COMMENT NOW! Cash-Strapped University Shelling out Millions on Bottled Water
The New York Times reported that the University of California, which recently had to raise student fees and lay off workers because of budget cuts, has spent $2 million in the last couple of years on bottled water for its San Francisco and Berkeley campuses.
“With both cities boasting some of the nation’s highest-quality drinking water, critics see bottled water as a questionable expense that is bad for the environment,” Scott James writes.

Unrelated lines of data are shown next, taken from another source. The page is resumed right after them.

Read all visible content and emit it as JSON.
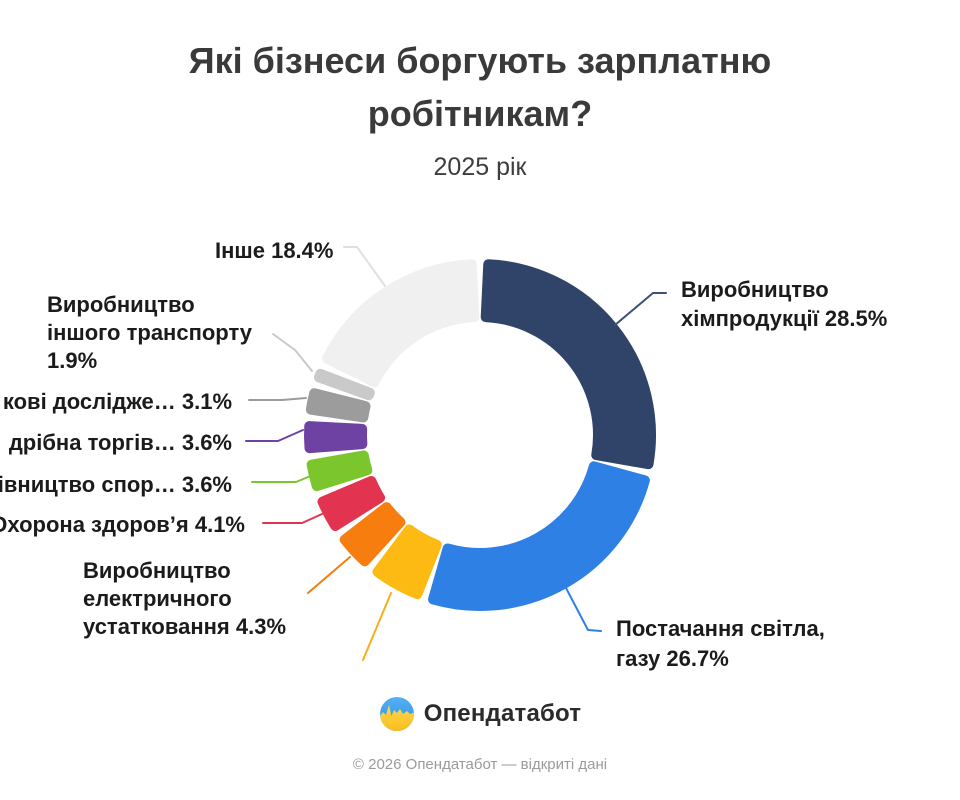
{
  "header": {
    "title_line1": "Які бізнеси боргують зарплатню",
    "title_line2": "робітникам?",
    "subtitle": "2025 рік"
  },
  "chart_data": {
    "type": "pie",
    "style": "donut",
    "title": "Які бізнеси боргують зарплатню робітникам?",
    "subtitle": "2025 рік",
    "unit": "%",
    "clockwise_from_top": true,
    "segments": [
      {
        "label": "Виробництво хімпродукції",
        "value": 28.5,
        "color": "#304368",
        "line_color": "#3d5078",
        "label_visible": true
      },
      {
        "label": "Постачання світла, газу",
        "value": 26.7,
        "color": "#2f80e5",
        "line_color": "#2f80e5",
        "label_visible": true
      },
      {
        "label": "",
        "value": 5.8,
        "color": "#fcba12",
        "line_color": "#fbae17",
        "label_visible": false
      },
      {
        "label": "Виробництво електричного устатковання",
        "value": 4.3,
        "color": "#f67d0e",
        "line_color": "#f67d0e",
        "label_visible": true
      },
      {
        "label": "Охорона здоров’я",
        "value": 4.1,
        "color": "#e23450",
        "line_color": "#e23450",
        "label_visible": true
      },
      {
        "label": "івництво спор…",
        "value": 3.6,
        "color": "#7bc52d",
        "line_color": "#7bc52d",
        "label_visible": true
      },
      {
        "label": "дрібна торгів…",
        "value": 3.6,
        "color": "#6e42a3",
        "line_color": "#6e42a3",
        "label_visible": true
      },
      {
        "label": "кові дослідже…",
        "value": 3.1,
        "color": "#9c9c9c",
        "line_color": "#9c9c9c",
        "label_visible": true
      },
      {
        "label": "Виробництво іншого транспорту",
        "value": 1.9,
        "color": "#c9c9c9",
        "line_color": "#c9c9c9",
        "label_visible": true
      },
      {
        "label": "Інше",
        "value": 18.4,
        "color": "#f0f0f0",
        "line_color": "#e0e0e0",
        "label_visible": true
      }
    ]
  },
  "callouts": {
    "other": {
      "text": "Інше 18.4%"
    },
    "transport": {
      "line1": "Виробництво",
      "line2": "іншого транспорту",
      "line3": "1.9%"
    },
    "research": {
      "text": "кові дослідже… 3.1%"
    },
    "retail": {
      "text": "дрібна торгів… 3.6%"
    },
    "construction": {
      "text": "івництво спор… 3.6%"
    },
    "health": {
      "text": "Охорона здоров’я 4.1%"
    },
    "electric": {
      "line1": "Виробництво",
      "line2": "електричного",
      "line3": "устатковання 4.3%"
    },
    "chemicals": {
      "line1": "Виробництво",
      "line2": "хімпродукції 28.5%"
    },
    "energy": {
      "line1": "Постачання світла,",
      "line2": "газу 26.7%"
    }
  },
  "footer": {
    "brand": "Опендатабот",
    "copyright": "© 2026 Опендатабот — відкриті дані"
  }
}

A few years ago the city of San Francisco cut its bottled water contracts, saving over a half a million bucks a year. And while the UC budget is huge, about $20 billion, each dollar counts. As James reports:
Ariel Boone, a student senator at Berkeley, said, “Our funds are going to bottled water instead of keeping our libraries open,” and noted that just $15,000 was at stake recently to extend library hours during final exams.
Thankfully, most of the water the university is buying is not in single-use containers, but in 3-5 gallon jugs. But there is still an environmental impact, not just from the bottles themselves, but also the transport, packaging, and of course the mining of the water. “Tap water to both San Francisco and Berkeley is transported at little cost and pollution free by gravity, while bottled water arrives on trucks that burn fuel,” wrote James.
A movement is afoot at the school to decrease bottled water consumption and proponents say that use could drop 25 percent in the next year.